BMI is calculated by dividing a person's body weight in kilograms by their height in meters squared. BMI has been used as an estimator of body fatness by researchers for a number of years. While there are several ways to actually measure how much fat a person is carrying, these typically involve the use of specialized equipment not easily accessible to most medical practitioners or their patients. Instruments or equipment for underwater weighing, measurement of electrical impedance, or CT scans aren't found in most GPs' offices. Thus, the BMI has come to be used as a surrogate a marker, if you will for body fat. And for certain populations, it correlates well with actual measurements of body fat. And there's the rub for certain populations, like fit young athletes BMI isn't much use.

BMI correlates well with body fat in sedentary populations. That is, it's great for couch potatoes. But a simple measurement of body weight (which is the basis for BMI) can't distinguish between fat and lean tissue like muscle. Thus, it also can't distinguish people whose body weight is high because they're dedicated body builders or play competitive sports on a regular basis. And people who have and maintain a muscular physique through regular activity are not likely to be prone to increased risk for the types of chronic diseases to which excess body fat predisposes one.

So, who should be concerned about their BMI? If that figure is 30 or greater, an inactive person would be considered obese. And obesity is known to increase the risk of a host of unpleasant conditions: gallbladder disease, arthritis, type 2 diabetes, high blood pressure, and heart disease.

Until 1998, a person whose BMI was between 27 and 29.9 was considered to be overweight but that year a panel of experts at the National Institutes of Health (NIH) increased the range of overweight to BMIs between 25 and 29.9, because even the lower figures seemed to be correlated with increased health risks.

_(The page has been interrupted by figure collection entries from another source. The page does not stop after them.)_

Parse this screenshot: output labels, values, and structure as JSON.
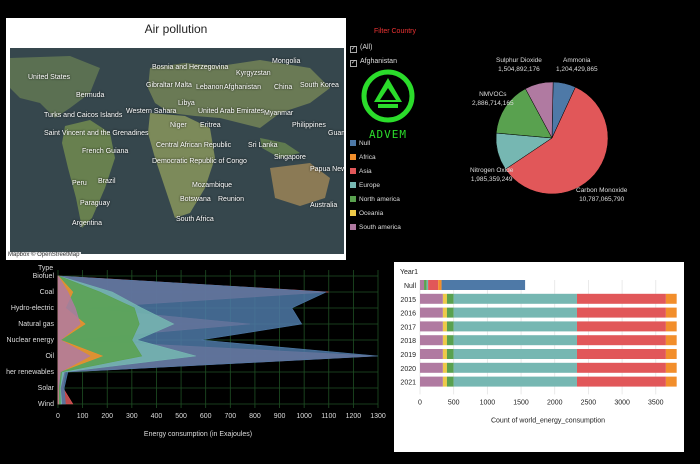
{
  "map": {
    "title": "Air pollution",
    "attribution": "Mapbox © OpenStreetMap",
    "labels": [
      "Bosnia and Herzegovina",
      "Mongolia",
      "Kyrgyzstan",
      "United States",
      "Gibraltar Malta",
      "Lebanon",
      "Afghanistan",
      "China",
      "South Korea",
      "Bermuda",
      "Libya",
      "Turks and Caicos Islands",
      "Western Sahara",
      "United Arab Emirates",
      "Myanmar",
      "Niger",
      "Eritrea",
      "Philippines",
      "Saint Vincent and the Grenadines",
      "Guam",
      "French Guiana",
      "Central African Republic",
      "Sri Lanka",
      "Singapore",
      "Democratic Republic of Congo",
      "Papua New Guinea",
      "Peru",
      "Brazil",
      "Mozambique",
      "Paraguay",
      "Botswana",
      "Reunion",
      "Australia",
      "Argentina",
      "South Africa"
    ]
  },
  "filter": {
    "title": "Filter Country",
    "options": [
      {
        "label": "(All)",
        "checked": true
      },
      {
        "label": "Afghanistan",
        "checked": true
      }
    ],
    "logo_text": "ADVEM",
    "legend": [
      {
        "label": "Null",
        "color": "#4e79a7"
      },
      {
        "label": "Africa",
        "color": "#f28e2b"
      },
      {
        "label": "Asia",
        "color": "#e15759"
      },
      {
        "label": "Europe",
        "color": "#76b7b2"
      },
      {
        "label": "North america",
        "color": "#59a14f"
      },
      {
        "label": "Oceania",
        "color": "#edc948"
      },
      {
        "label": "South america",
        "color": "#b07aa1"
      }
    ]
  },
  "chart_data": [
    {
      "type": "pie",
      "slices": [
        {
          "name": "Carbon Monoxide",
          "value": 10787065790,
          "label": "10,787,065,790",
          "color": "#e15759"
        },
        {
          "name": "Nitrogen Oxide",
          "value": 1985359249,
          "label": "1,985,359,249",
          "color": "#76b7b2"
        },
        {
          "name": "NMVOCs",
          "value": 2886714165,
          "label": "2,886,714,165",
          "color": "#59a14f"
        },
        {
          "name": "Sulphur Dioxide",
          "value": 1504892176,
          "label": "1,504,892,176",
          "color": "#b07aa1"
        },
        {
          "name": "Ammonia",
          "value": 1204429865,
          "label": "1,204,429,865",
          "color": "#4e79a7"
        }
      ]
    },
    {
      "type": "area",
      "title": "Type",
      "orientation": "horizontal",
      "categories": [
        "Biofuel",
        "Coal",
        "Hydro-electric",
        "Natural gas",
        "Nuclear energy",
        "Oil",
        "Other renewables",
        "Solar",
        "Wind"
      ],
      "xlabel": "Energy consumption (in Exajoules)",
      "xlim": [
        0,
        1300
      ],
      "xticks": [
        0,
        100,
        200,
        300,
        400,
        500,
        600,
        700,
        800,
        900,
        1000,
        1100,
        1200,
        1300
      ],
      "series": [
        {
          "name": "Asia",
          "color": "#e15759",
          "values": [
            5,
            1100,
            100,
            780,
            40,
            1290,
            30,
            20,
            60
          ]
        },
        {
          "name": "Null",
          "color": "#4e79a7",
          "values": [
            4,
            1090,
            950,
            990,
            580,
            1300,
            40,
            25,
            30
          ]
        },
        {
          "name": "Europe",
          "color": "#76b7b2",
          "values": [
            3,
            220,
            340,
            470,
            320,
            560,
            25,
            10,
            15
          ]
        },
        {
          "name": "North america",
          "color": "#59a14f",
          "values": [
            3,
            170,
            310,
            330,
            300,
            340,
            15,
            8,
            10
          ]
        },
        {
          "name": "Africa",
          "color": "#f28e2b",
          "values": [
            1,
            60,
            30,
            110,
            10,
            180,
            5,
            2,
            3
          ]
        },
        {
          "name": "South america",
          "color": "#b07aa1",
          "values": [
            1,
            40,
            70,
            90,
            10,
            130,
            10,
            2,
            2
          ]
        }
      ]
    },
    {
      "type": "bar",
      "orientation": "horizontal",
      "stacked": true,
      "title": "Year1",
      "categories": [
        "Null",
        "2015",
        "2016",
        "2017",
        "2018",
        "2019",
        "2020",
        "2021"
      ],
      "xlabel": "Count of world_energy_consumption",
      "xlim": [
        0,
        3800
      ],
      "xticks": [
        0,
        500,
        1000,
        1500,
        2000,
        2500,
        3000,
        3500
      ],
      "series": [
        {
          "name": "South america",
          "color": "#b07aa1",
          "values": [
            60,
            340,
            340,
            340,
            340,
            340,
            340,
            340
          ]
        },
        {
          "name": "Oceania",
          "color": "#edc948",
          "values": [
            0,
            60,
            60,
            60,
            60,
            60,
            60,
            60
          ]
        },
        {
          "name": "North america",
          "color": "#59a14f",
          "values": [
            40,
            100,
            100,
            100,
            100,
            100,
            100,
            100
          ]
        },
        {
          "name": "Europe",
          "color": "#76b7b2",
          "values": [
            20,
            1830,
            1830,
            1830,
            1830,
            1830,
            1830,
            1830
          ]
        },
        {
          "name": "Asia",
          "color": "#e15759",
          "values": [
            150,
            1320,
            1320,
            1320,
            1320,
            1320,
            1320,
            1320
          ]
        },
        {
          "name": "Africa",
          "color": "#f28e2b",
          "values": [
            50,
            160,
            160,
            160,
            160,
            160,
            160,
            160
          ]
        },
        {
          "name": "Null",
          "color": "#4e79a7",
          "values": [
            1240,
            0,
            0,
            0,
            0,
            0,
            0,
            0
          ]
        }
      ]
    }
  ]
}
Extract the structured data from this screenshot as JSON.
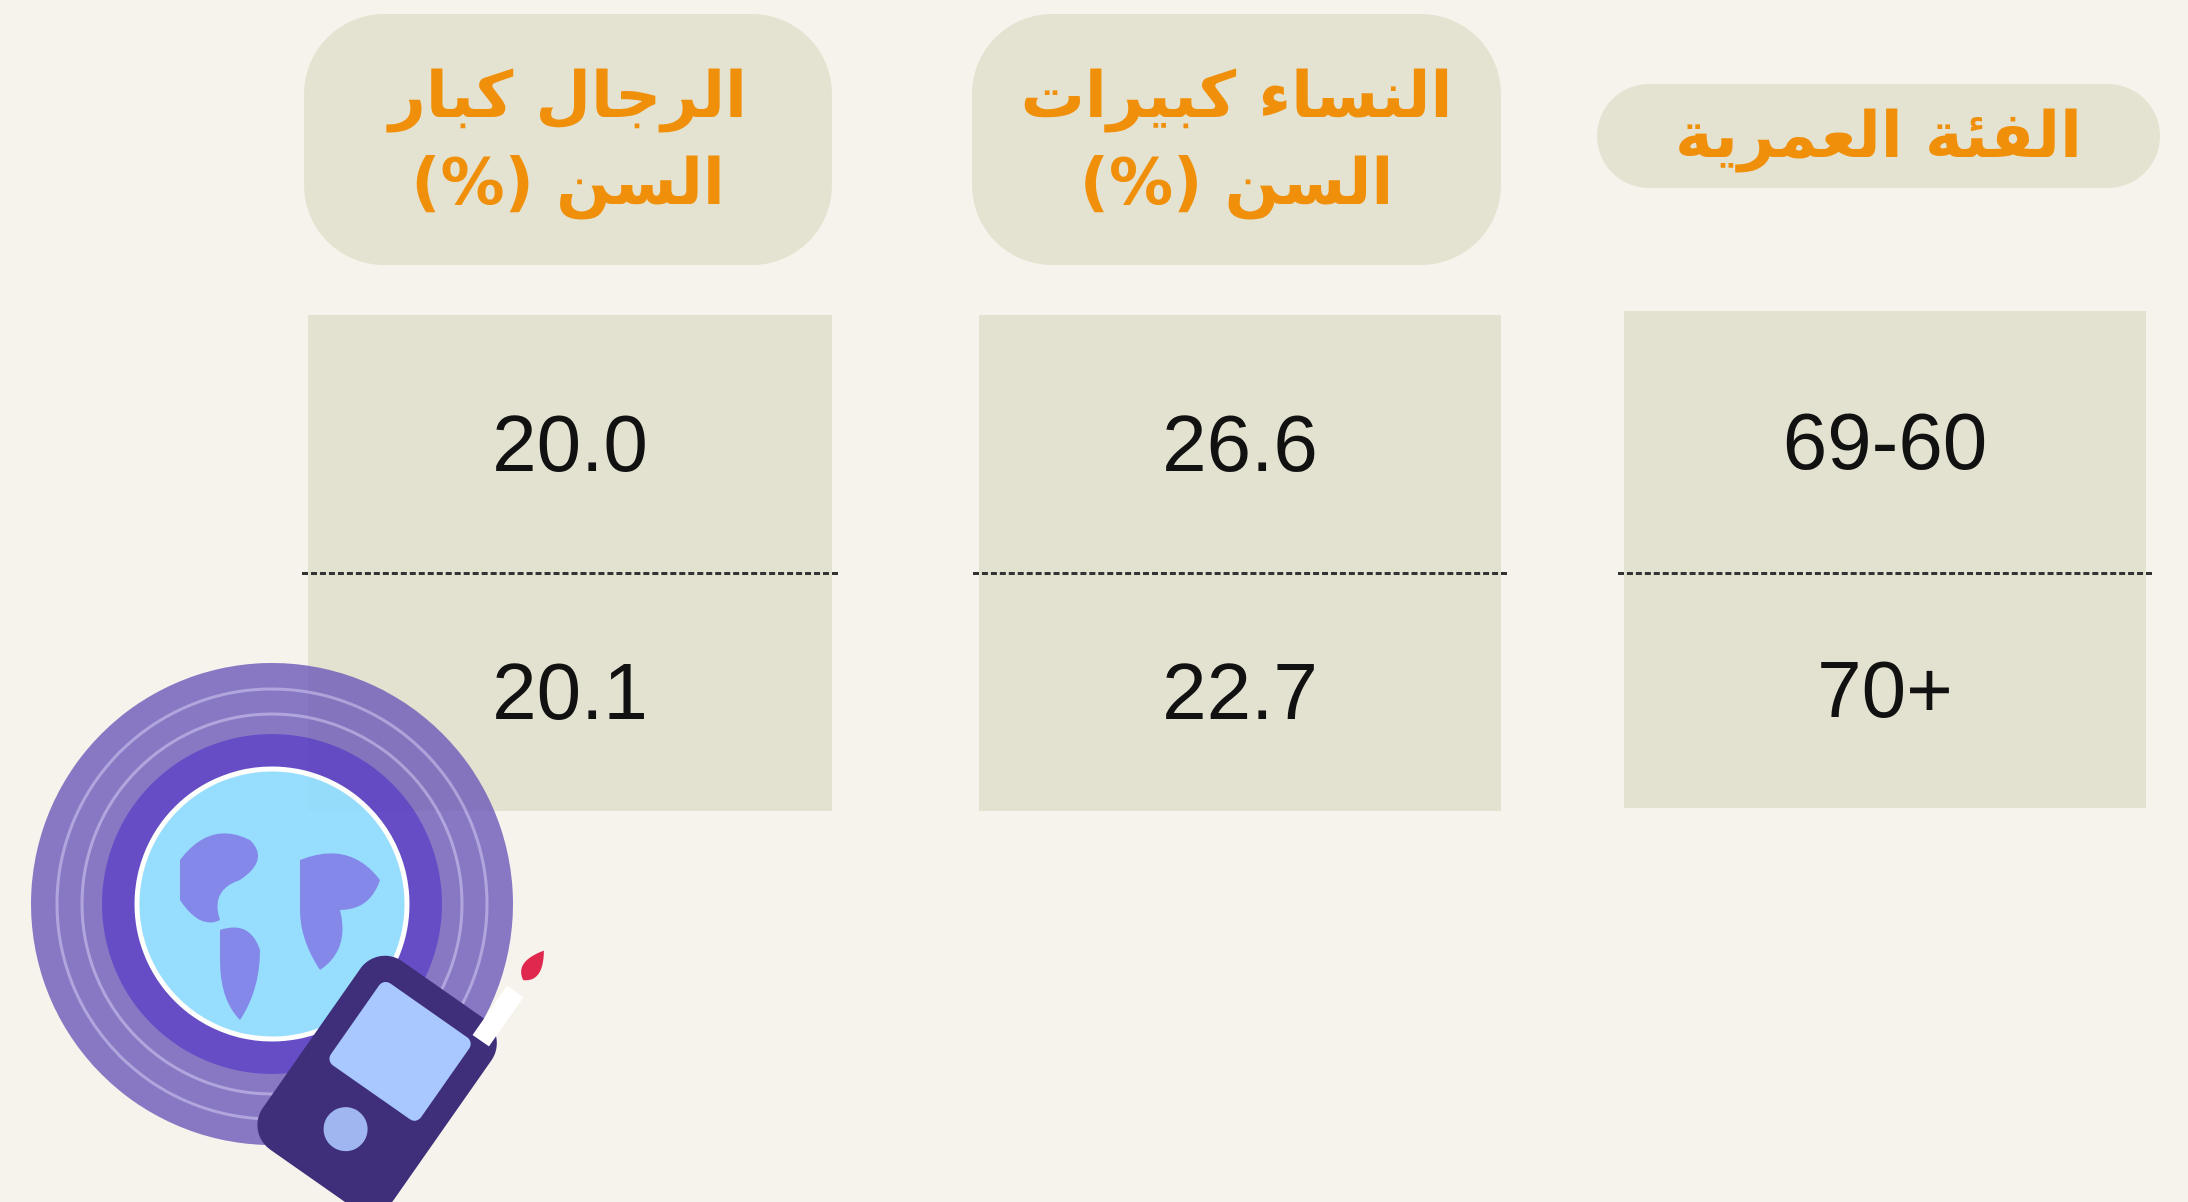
{
  "table": {
    "headers": [
      "الفئة العمرية",
      "النساء كبيرات السن (%)",
      "الرجال كبار السن (%)"
    ],
    "rows": [
      [
        "69-60",
        "26.6",
        "20.0"
      ],
      [
        "70+",
        "22.7",
        "20.1"
      ]
    ]
  }
}
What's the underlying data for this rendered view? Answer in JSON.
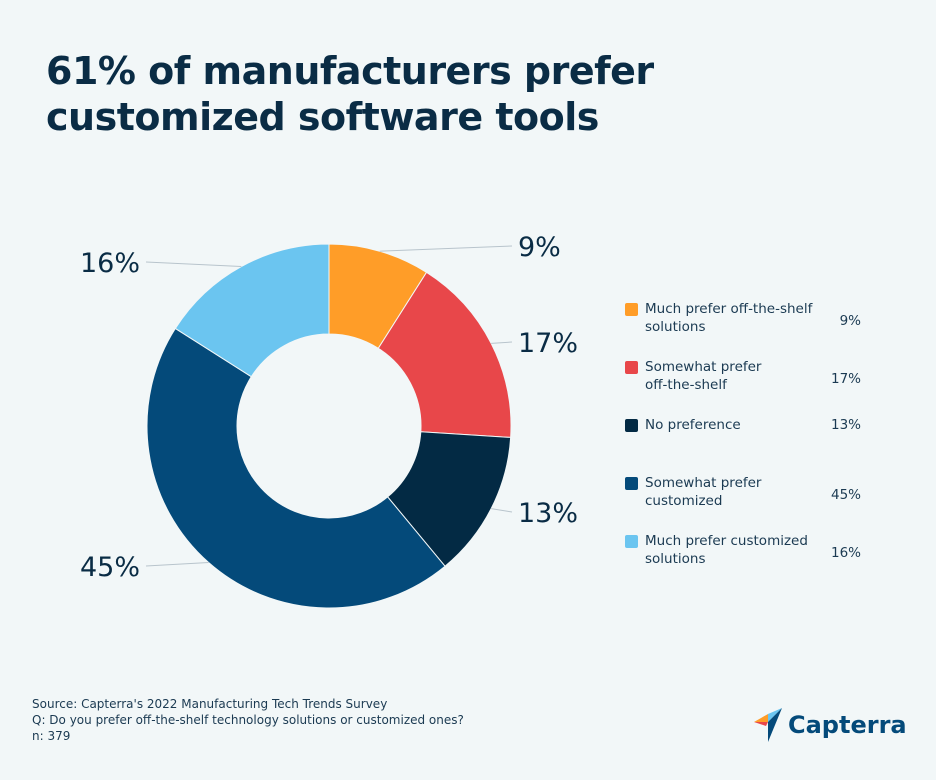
{
  "title": "61% of manufacturers prefer customized software tools",
  "chart_data": {
    "type": "pie",
    "donut": true,
    "categories": [
      "Much prefer off-the-shelf solutions",
      "Somewhat prefer off-the-shelf",
      "No preference",
      "Somewhat prefer customized",
      "Much prefer customized solutions"
    ],
    "values": [
      9,
      17,
      13,
      45,
      16
    ],
    "labels": [
      "9%",
      "17%",
      "13%",
      "45%",
      "16%"
    ],
    "colors": [
      "#ff9d28",
      "#e8474a",
      "#032a44",
      "#044a7a",
      "#6bc5f0"
    ],
    "legend_placement": "right"
  },
  "footer": {
    "source": "Source: Capterra's 2022 Manufacturing Tech Trends Survey",
    "question": "Q: Do you prefer off-the-shelf technology solutions or customized ones?",
    "n": "n: 379"
  },
  "logo": {
    "text": "Capterra"
  }
}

Whether or not this change in the BMI standards for overweight was a good thing or not (and there are arguments on both sides of the issue), one thing is certainly clear. The prevalence of obesity itself has been increasing rapidly in the United States. In national surveys in 1960-62, about 13 percent of adults 20-74 years old had BMIs of 30 or greater. In the survey spanning 1988-94, that figure had risen to over 22 percent. And once people have become obese, it is very difficult to lose the excess fat and maintain that loss.

So if learning that your BMI of 26 puts you in an "overweight" category and motivates you to instigate lifestyle changes to help prevent obesity itself, the BMI will have served a useful function. But using it for inappropriate comparisons and then decrying its utility sends the wrong public health message and serves only to amuse and confuse consumers.